- Born: 5 February 1916 Maigra, Gaya, Bihar, India
- Died: 7 April 2011 (aged 95) Muzaffarpur, Bihar, India
- Occupations: Writer, including poet and critic

= Janki Ballabh Shastri =

Indian Hindi writer, including poet and critic (1916-2011)

Acharya Janki Ballabh Shastri (5 February 1916 – 7 April 2011) was an Indian Hindi writer, including poet and critic.

He declined to accept Padma Shri in 2010 stating his disciples and younger generation deserve the award more than him. He also refused the Padmashri in 1994.

==Early life==
Janki Ballabh Shastri was born at Maigra village in Gaya district in a Bhumihar Brahmin family.

==Career==
Shastri has written many well-known stories, novels, plays, biographies, essays, ghazals and songs.

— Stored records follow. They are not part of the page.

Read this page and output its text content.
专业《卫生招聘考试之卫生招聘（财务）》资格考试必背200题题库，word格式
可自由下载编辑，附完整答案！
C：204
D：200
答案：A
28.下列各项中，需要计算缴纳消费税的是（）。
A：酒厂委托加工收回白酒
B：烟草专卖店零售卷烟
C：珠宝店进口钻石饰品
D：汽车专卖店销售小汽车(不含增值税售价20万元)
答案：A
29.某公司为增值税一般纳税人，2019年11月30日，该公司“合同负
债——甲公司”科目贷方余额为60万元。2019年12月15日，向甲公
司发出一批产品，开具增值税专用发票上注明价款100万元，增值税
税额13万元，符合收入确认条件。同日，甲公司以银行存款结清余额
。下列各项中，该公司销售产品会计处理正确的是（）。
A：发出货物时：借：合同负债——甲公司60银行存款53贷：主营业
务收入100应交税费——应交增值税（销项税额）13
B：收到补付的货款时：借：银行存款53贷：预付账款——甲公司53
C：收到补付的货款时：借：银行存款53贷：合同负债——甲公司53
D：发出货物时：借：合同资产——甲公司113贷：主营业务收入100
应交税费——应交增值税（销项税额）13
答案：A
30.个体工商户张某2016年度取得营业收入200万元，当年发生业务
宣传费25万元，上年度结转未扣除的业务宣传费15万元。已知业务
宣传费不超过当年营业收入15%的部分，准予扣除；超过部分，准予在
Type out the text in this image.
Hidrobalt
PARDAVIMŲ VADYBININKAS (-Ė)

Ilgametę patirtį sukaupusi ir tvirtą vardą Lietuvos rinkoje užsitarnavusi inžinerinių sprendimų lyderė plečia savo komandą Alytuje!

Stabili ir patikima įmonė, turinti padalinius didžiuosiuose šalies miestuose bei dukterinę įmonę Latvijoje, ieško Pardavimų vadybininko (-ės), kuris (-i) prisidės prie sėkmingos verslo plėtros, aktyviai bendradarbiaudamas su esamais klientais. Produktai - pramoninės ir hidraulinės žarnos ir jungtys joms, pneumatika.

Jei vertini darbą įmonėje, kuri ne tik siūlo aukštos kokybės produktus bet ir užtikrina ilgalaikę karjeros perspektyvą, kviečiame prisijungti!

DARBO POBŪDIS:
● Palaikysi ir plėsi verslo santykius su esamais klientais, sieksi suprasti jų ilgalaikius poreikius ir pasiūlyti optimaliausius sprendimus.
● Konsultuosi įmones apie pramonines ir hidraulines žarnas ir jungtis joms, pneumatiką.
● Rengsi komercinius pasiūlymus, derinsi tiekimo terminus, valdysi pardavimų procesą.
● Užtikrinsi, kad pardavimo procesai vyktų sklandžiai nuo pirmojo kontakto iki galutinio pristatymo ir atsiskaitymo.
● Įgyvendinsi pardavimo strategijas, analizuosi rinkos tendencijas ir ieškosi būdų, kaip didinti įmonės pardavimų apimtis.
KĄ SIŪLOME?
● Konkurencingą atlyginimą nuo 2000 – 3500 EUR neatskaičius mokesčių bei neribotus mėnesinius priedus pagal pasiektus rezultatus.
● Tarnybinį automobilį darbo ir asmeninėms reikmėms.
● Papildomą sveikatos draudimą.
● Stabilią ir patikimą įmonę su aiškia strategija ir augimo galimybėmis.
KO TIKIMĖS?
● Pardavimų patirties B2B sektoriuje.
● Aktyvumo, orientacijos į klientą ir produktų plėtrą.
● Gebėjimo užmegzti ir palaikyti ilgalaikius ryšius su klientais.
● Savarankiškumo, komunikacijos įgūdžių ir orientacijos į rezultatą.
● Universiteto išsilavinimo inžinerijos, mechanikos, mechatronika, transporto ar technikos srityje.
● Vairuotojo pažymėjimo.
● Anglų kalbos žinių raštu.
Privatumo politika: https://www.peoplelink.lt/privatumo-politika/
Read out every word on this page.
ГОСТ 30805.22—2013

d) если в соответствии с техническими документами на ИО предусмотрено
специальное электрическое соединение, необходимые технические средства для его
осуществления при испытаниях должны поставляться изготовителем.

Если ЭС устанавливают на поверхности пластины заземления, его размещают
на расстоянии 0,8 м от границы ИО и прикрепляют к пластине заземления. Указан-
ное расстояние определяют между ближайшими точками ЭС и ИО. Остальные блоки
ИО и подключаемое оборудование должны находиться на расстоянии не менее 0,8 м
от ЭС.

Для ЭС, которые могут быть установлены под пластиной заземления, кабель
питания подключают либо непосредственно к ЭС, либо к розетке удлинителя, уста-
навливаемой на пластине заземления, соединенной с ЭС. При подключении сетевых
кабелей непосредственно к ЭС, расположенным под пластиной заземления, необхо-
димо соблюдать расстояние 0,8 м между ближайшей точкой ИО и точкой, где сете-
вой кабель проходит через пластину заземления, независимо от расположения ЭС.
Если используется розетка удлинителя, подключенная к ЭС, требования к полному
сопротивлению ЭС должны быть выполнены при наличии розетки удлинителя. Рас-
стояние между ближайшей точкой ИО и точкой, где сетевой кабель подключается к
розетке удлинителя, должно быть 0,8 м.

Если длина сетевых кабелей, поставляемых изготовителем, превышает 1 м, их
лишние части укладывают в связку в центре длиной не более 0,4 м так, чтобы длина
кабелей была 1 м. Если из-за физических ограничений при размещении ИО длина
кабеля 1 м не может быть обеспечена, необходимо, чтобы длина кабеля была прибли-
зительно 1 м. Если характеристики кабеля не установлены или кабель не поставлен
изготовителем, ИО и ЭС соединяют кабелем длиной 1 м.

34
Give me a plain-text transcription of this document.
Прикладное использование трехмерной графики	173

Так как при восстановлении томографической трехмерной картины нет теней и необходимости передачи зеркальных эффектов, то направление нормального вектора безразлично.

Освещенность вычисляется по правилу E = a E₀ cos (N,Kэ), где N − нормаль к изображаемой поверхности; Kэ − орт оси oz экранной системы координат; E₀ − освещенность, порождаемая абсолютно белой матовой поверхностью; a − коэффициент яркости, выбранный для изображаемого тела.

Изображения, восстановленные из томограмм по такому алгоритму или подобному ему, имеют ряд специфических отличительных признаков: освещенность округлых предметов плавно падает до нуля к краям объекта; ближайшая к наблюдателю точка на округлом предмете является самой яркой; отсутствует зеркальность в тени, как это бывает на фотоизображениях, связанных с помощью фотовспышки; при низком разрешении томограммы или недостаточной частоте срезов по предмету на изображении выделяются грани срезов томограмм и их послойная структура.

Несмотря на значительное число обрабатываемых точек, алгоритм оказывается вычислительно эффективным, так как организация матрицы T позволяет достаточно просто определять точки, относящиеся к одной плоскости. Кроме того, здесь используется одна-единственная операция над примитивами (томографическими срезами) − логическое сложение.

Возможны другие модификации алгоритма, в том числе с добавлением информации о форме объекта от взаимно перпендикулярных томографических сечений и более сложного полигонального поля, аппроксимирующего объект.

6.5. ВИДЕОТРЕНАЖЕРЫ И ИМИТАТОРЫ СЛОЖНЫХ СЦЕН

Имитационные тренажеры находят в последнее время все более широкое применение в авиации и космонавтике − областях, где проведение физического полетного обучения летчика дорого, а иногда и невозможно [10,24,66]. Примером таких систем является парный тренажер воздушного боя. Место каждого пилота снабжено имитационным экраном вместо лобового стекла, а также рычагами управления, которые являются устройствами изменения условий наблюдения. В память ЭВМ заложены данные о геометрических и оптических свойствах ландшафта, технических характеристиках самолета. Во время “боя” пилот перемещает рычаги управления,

Among his famous works are "Bandi Mandiram", "Kakali", Radha (an epic running in seven volumes), Roop Aaroop, Teer Tarang, Meghgeet, "Gaatha", Pashani, Tamsa, Iravati, Kalidas (novel), Ek kiran so Jhaian (short stories), "Trai" and "Unkaha Niral".

==Awards==
Shastri has been a recipient of various awards, including the Rajendra Shikhar Award, Bharat Bharti Award and Shiv Poojan Sahay Award.